Figure 9 exhibits the influence of thermal relaxation time (γ) over temperature distribution. Thermal relaxation factor is determined like slow response of heat flux. When n = 0 the determined heat flux model, is changed towards Fourier’s law. By progressive measures of γ, the thickness of thermal boundary layer goes down and also the rate of reduction is grater for MWCNT nano fluid in both cases. This peculiarity is noticed due to the reality that, SWCNTs thermal conductivity is greater from MWCNTs. Henceforth for SWCNT nano fluid transfer of disintegrate quickly when delay reaction of heat flux amplifies. By multiplying thermal radiation factor Nr, a flourishing in distribution of temperature is detected from Fig. 10 about SWCNT and MWCNT nano fluids as well. Because furtherance in radiation factor inferred reduce in Rosseland radiation absorptive. Therefore, variance of heat flux radiation qr enhances such that co-efficient of absorption is reduced. Thus, transferred of heat radiation rate of the fluid rises accordingly temperature of fluid grows.

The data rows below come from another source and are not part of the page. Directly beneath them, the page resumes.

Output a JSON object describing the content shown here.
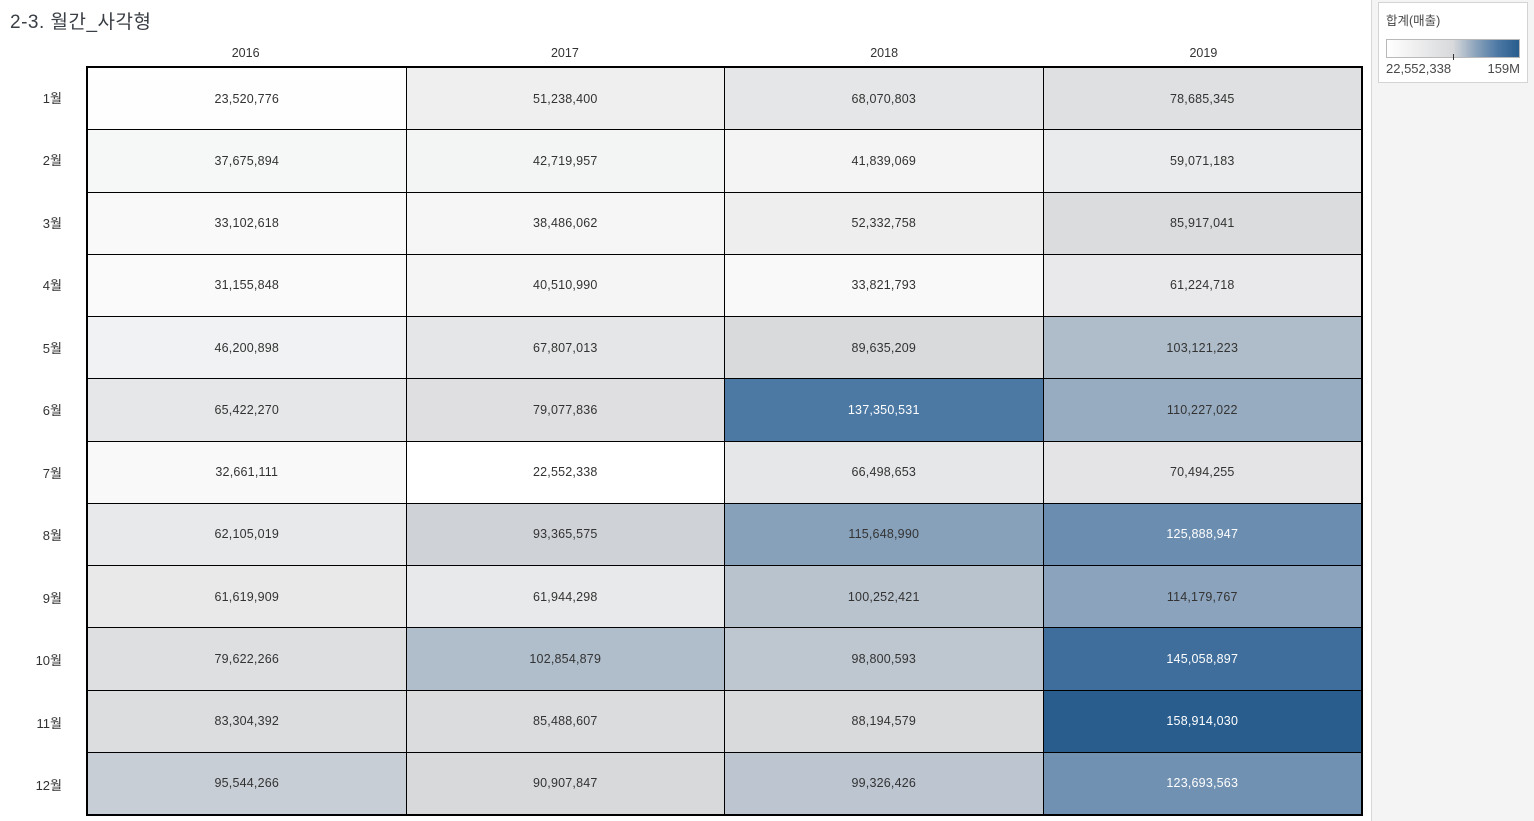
{
  "title": "2-3. 월간_사각형",
  "legend": {
    "title": "합계(매출)",
    "min_label": "22,552,338",
    "max_label": "159M",
    "tick_pct": 50
  },
  "chart_data": {
    "type": "heatmap",
    "title": "2-3. 월간_사각형",
    "measure": "합계(매출)",
    "legend_position": "top-right",
    "columns": [
      "2016",
      "2017",
      "2018",
      "2019"
    ],
    "rows": [
      "1월",
      "2월",
      "3월",
      "4월",
      "5월",
      "6월",
      "7월",
      "8월",
      "9월",
      "10월",
      "11월",
      "12월"
    ],
    "values": [
      [
        23520776,
        51238400,
        68070803,
        78685345
      ],
      [
        37675894,
        42719957,
        41839069,
        59071183
      ],
      [
        33102618,
        38486062,
        52332758,
        85917041
      ],
      [
        31155848,
        40510990,
        33821793,
        61224718
      ],
      [
        46200898,
        67807013,
        89635209,
        103121223
      ],
      [
        65422270,
        79077836,
        137350531,
        110227022
      ],
      [
        32661111,
        22552338,
        66498653,
        70494255
      ],
      [
        62105019,
        93365575,
        115648990,
        125888947
      ],
      [
        61619909,
        61944298,
        100252421,
        114179767
      ],
      [
        79622266,
        102854879,
        98800593,
        145058897
      ],
      [
        83304392,
        85488607,
        88194579,
        158914030
      ],
      [
        95544266,
        90907847,
        99326426,
        123693563
      ]
    ],
    "min": 22552338,
    "max": 158914030,
    "color_scale": {
      "stops": [
        {
          "t": 0,
          "color": "#FFFFFF"
        },
        {
          "t": 0.5,
          "color": "#D8D9DB"
        },
        {
          "t": 0.67,
          "color": "#8CA4BC"
        },
        {
          "t": 0.84,
          "color": "#4C78A4"
        },
        {
          "t": 1,
          "color": "#285D8D"
        }
      ]
    },
    "text_colors": {
      "dark": "#333333",
      "light": "#FFFFFF"
    }
  }
}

The MDDIM solutions of dimensionless temperature distribution θ(ς) for different values of Biot number Bi displayed in the Fig. 11. The better convention contributes to the peak surface temperatures that significantly magnifies the temperature and the thicknesses of thermal boundary layer increased.

In Fig. 12 we embellished the fluctuations of temperature beside Prandtl number during both CNTS. Note that, Pr = 0.7 is representing the air. We also ascertained that rise in the Prandtl number reduces in the temperature of fluid actually it defines that for greater Prandtl number thermal boundary layer gets delicate. Prandtl number indicates, momentum distribute as well as thermal distribute ratio. Therefore, Prandtl number utilizes to enhance the cooling rate in convective flows.

Conclusions

In this present article, we analyzed the effects of thermal radiation over CNT-engine oil-based Maxwell-nano fluid with heat flux model by Cattaneo–Christov, through a non-linear elongated surface. SWCNT and MWCNT are considered as nano particles because of their greater thermal conductivity as well as thermal expansion.

Observed points from the current examination are listed below:

  1. 1.

    In the presence of magnetic field velocities as well as temperatures are changed in the opposite manner.

  2. 2.

    Velocity as well as temperature of SWCNT lower than that of MWCNT.

  3. 3.

    For both SWCNT as well as MWCNT on enhancing the values of Nr and Bi temperature raised considerably.

  4. 4.

    The values of skin friction co-efficient, Nusselt number are more concerning MWCNT than those of SWCNTs.

The outcomes demonstrate that the MDDIM is efficient and adequately powerful for use of solving many fluid flow problems. This model contributes advanced characteristics which gives inspiration for further investigations.